Natalie Costa, a children’s confidence coach who has lived in the UK for the past 16 years, recently missed out on the chance to say goodbye to her family home in South Africa. “I was born in that house,” she says. “The last time I’d been back was about six years ago, but my mum called last year to say she was selling. I was in two minds about flying back, but complications due to the Covid situation and work made it incredibly difficult. I felt so sad that I couldn’t say goodbye properly.

“My mum sent me and my sister, who also lives in the UK, photos of things asking if we wanted them. She would say, ‘I don’t know what to do with them.’

“We all got very emotional. I felt incredibly sad. I kept thinking of my childhood: building tents in the garden and jumping in the pool. The windows were always open – I can clearly remember the smell of jasmine in the garden.”

Karyn Adams, 52, is currently at the sharp end of trying to pack away and dispose of 50 years of family life following the death of her mother at the end of last year.
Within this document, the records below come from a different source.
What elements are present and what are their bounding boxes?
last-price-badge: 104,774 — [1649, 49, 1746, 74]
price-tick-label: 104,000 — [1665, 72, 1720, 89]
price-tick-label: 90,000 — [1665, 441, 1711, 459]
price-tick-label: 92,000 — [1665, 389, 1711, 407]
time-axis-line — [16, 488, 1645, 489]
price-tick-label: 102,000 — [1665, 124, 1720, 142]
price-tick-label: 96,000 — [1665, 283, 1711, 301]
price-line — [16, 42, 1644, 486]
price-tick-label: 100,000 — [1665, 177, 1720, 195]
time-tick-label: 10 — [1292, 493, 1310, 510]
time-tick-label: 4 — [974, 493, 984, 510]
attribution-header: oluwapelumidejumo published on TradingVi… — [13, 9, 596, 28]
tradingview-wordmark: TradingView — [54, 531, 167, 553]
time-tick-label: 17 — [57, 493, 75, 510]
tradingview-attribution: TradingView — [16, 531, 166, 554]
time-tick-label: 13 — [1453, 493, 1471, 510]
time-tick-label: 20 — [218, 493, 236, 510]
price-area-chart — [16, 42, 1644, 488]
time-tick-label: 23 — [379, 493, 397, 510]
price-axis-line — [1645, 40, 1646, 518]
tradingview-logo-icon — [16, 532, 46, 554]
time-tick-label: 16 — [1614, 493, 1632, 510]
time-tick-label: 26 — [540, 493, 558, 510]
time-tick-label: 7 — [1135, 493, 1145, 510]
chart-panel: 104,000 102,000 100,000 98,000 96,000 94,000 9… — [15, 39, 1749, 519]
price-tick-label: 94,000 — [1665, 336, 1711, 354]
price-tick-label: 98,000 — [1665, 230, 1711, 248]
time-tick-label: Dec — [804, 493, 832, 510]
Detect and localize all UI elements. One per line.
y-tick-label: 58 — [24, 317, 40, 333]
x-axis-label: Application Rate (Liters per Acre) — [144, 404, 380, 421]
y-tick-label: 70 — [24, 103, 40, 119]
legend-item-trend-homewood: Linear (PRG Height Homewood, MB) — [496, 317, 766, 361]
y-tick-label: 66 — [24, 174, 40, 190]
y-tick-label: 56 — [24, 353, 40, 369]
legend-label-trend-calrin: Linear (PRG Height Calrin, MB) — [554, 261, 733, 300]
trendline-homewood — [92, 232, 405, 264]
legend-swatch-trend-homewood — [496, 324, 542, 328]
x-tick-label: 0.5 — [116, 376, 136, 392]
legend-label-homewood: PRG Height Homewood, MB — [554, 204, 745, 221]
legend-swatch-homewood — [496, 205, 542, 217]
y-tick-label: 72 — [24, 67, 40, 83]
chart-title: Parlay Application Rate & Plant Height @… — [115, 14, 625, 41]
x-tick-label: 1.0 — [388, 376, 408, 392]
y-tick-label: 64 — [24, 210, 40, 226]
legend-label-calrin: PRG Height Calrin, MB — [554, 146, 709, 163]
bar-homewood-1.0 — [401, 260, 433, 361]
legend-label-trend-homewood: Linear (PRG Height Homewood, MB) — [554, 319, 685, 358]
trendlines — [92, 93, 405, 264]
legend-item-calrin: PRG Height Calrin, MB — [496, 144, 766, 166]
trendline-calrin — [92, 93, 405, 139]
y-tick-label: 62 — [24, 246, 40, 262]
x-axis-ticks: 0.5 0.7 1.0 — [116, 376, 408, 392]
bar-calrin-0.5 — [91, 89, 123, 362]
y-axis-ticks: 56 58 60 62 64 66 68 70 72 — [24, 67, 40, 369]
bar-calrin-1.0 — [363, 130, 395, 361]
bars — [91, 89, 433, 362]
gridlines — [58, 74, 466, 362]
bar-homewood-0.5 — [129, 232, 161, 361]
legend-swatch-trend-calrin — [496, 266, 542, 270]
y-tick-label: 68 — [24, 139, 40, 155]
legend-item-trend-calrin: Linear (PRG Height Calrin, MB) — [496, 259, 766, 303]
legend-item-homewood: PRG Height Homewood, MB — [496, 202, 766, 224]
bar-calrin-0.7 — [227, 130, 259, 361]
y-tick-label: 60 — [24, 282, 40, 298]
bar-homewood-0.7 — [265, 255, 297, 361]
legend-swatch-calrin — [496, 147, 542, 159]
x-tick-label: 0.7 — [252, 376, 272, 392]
Her parents had bought the large 1930s house near Richmond Park when her younger brother was a baby. Karyn had moved back in and cared for her mother during her final years.

“I am a bit of an emotional basket case at the moment,” she admits.

“There are two schools of thought. One is that your memories are all locked up in your mind, so why do you need stuff to remind you? But my memory is rubbish: I need material things to prompt it. I have kept a lot of my mum’s scarves because they still smell like her. My sister has ended up keeping an old wedding photo of a couple even though neither of us know who they are. But if it was down to my youngest brother he would be happy to put everything in the skip. There has to be a happy medium.

“It took me a long time to put the house up for sale. It made me feel sick, especially at the thought of someone else living in our home. But over the past six months my son has gone to university and I have been rattling around. I have kind of liked it, but it has not felt like the same old house, which used to be like Piccadilly Circus. It is becoming four walls as we have stripped the furniture away. Sometimes it makes my stomach churn. I know it will be heart-wrenching when we leave. I don’t know what I am taking with me yet, but it will be very little.”

Janine McDonald has made a business out of helping people declutter their homes. “It can be difficult to work out what has to go and it can help to have someone with you who isn’t linked to those memories,” she explains. “For instance, do you need to keep the massive dinner service at the back of the cupboard that was a wedding gift to your parents? Could you turn a cup and saucer into a bird feeder and see it every day when you look out of the window? Could you store photos of children’s birthday cards and school work digitally?

“In my experience with divorce, when men leave the family home they are more likely to set up a new home taking hardly anything with them. Women are more likely to be left with everyone’s possessions and it can be overwhelming and hard to move on. Leaving the family home can be like another form of grieving.”

Bhavna Radia is a former family solicitor who now runs Divorce Right, a service intended to take the hostility out of marital splits. Time and again she sees the challenges of moving on among her clients. She also struggled with a huge sense of loss herself when she and her husband sold their “dream family home” when they divorced. “We had been there for 10 years,” she says. “It was perfect.”

While her new home ticks all the boxes for her children – three girls now aged 20, 16 and 11 – she admits she doesn’t feel the same connection. “It feels like a stepping stone. There was something magical about the other one; we still drive past it. I know my ex-husband still loves that house, too. But my new house has helped us move on with our lives.”

I can’t say my heart lurches every time I drive past my old home; maybe it’s because my parents are happy in their new life. However, four years later we are still searching boxes in their new garage to fathom out if certain possessions ever made the 100-mile journey from the south London suburbs or ended up at the local dump. I’m not sure it really matters anymore. You remember what’s important.